Taking a semaphore must be atomic. Is Pintos's sema_down safe?
Asked Answered
L

1

2

This piece of code comes from Pintos source: https://www.cs.usfca.edu/~benson/cs326/pintos/pintos/src/threads/synch.c

void
sema_down (struct semaphore *sema) 
{
  enum intr_level old_level;

  ASSERT (sema != NULL);
  ASSERT (!intr_context ());

  old_level = intr_disable ();
  while (sema->value == 0) 
    {
      list_push_back (&sema->waiters, &thread_current ()->elem);
      thread_block ();
    }
  sema->value--;
  intr_set_level (old_level);
}

The fact of taking a semaphore is sema->value--;. If it works it must be an atomic one operation. How can we know that it is atomic operation in fact? I know that modern CPU guarantees that aligned memory operation ( for word/doubleword/quadword- it depends on) are atomic.
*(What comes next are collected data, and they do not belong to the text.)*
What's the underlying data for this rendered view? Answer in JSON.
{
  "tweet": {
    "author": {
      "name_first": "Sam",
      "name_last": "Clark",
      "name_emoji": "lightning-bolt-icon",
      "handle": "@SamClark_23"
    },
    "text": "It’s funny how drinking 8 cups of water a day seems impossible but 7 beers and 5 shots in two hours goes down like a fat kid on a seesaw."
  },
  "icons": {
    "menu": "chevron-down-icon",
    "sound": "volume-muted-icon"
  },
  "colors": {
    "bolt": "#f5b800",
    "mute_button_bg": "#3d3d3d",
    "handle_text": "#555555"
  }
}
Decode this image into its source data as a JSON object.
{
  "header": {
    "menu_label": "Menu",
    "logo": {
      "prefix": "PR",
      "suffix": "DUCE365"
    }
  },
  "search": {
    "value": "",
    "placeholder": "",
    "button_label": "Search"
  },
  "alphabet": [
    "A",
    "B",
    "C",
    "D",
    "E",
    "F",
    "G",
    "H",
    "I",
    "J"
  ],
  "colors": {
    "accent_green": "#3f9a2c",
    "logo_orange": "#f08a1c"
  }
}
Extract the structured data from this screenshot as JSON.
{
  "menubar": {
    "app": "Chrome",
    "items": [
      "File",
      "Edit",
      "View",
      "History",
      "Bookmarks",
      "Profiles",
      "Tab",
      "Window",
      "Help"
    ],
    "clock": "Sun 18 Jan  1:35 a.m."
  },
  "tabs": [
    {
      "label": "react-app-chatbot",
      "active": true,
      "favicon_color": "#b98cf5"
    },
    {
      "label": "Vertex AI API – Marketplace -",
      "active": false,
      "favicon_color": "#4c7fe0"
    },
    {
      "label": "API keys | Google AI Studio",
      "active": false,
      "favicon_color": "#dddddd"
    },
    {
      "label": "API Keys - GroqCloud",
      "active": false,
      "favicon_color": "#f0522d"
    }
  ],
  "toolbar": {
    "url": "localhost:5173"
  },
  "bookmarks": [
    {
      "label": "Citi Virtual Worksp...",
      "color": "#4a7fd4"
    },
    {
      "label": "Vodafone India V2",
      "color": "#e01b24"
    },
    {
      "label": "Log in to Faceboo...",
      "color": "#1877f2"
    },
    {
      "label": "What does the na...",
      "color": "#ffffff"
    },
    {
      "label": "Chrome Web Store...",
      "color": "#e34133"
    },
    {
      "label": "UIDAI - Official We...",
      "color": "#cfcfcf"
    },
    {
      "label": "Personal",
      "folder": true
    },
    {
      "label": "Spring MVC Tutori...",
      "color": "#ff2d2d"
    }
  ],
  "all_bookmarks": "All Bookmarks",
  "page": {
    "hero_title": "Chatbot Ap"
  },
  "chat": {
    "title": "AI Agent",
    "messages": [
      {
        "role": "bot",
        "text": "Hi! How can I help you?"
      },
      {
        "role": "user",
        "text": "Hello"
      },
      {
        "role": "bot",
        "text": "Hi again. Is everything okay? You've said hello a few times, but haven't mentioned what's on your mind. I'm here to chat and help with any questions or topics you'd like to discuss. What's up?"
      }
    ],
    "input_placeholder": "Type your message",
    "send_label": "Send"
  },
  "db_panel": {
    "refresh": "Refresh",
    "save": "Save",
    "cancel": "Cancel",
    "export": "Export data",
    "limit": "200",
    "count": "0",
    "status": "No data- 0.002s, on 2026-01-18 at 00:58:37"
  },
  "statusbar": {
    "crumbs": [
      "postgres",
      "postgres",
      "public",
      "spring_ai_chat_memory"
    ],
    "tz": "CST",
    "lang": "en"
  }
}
But, here, I am not convinced why it is atomic.

Laryngo answered 6/9, 2016 at 22:33 Comment(2)
Note that the code here is designed to be run within a kernel, on a single core/cpu system, and the piece of code between enabling/disabling interrupts is not going to be pre-empted. This code is useful within the pintos kernel, it's not generally useful.Irmgard
Life was much simpler back in 1992, no multi-core cpus yet. Well, not affordable ones anyway.Telega
E
7

TL:DR: Anything is atomic if you do it with interrupts disabled on a UP system, as long as you don't count system devices observing memory with DMA.

Note the intr_disable (); / intr_set_level (old_level); around the operation.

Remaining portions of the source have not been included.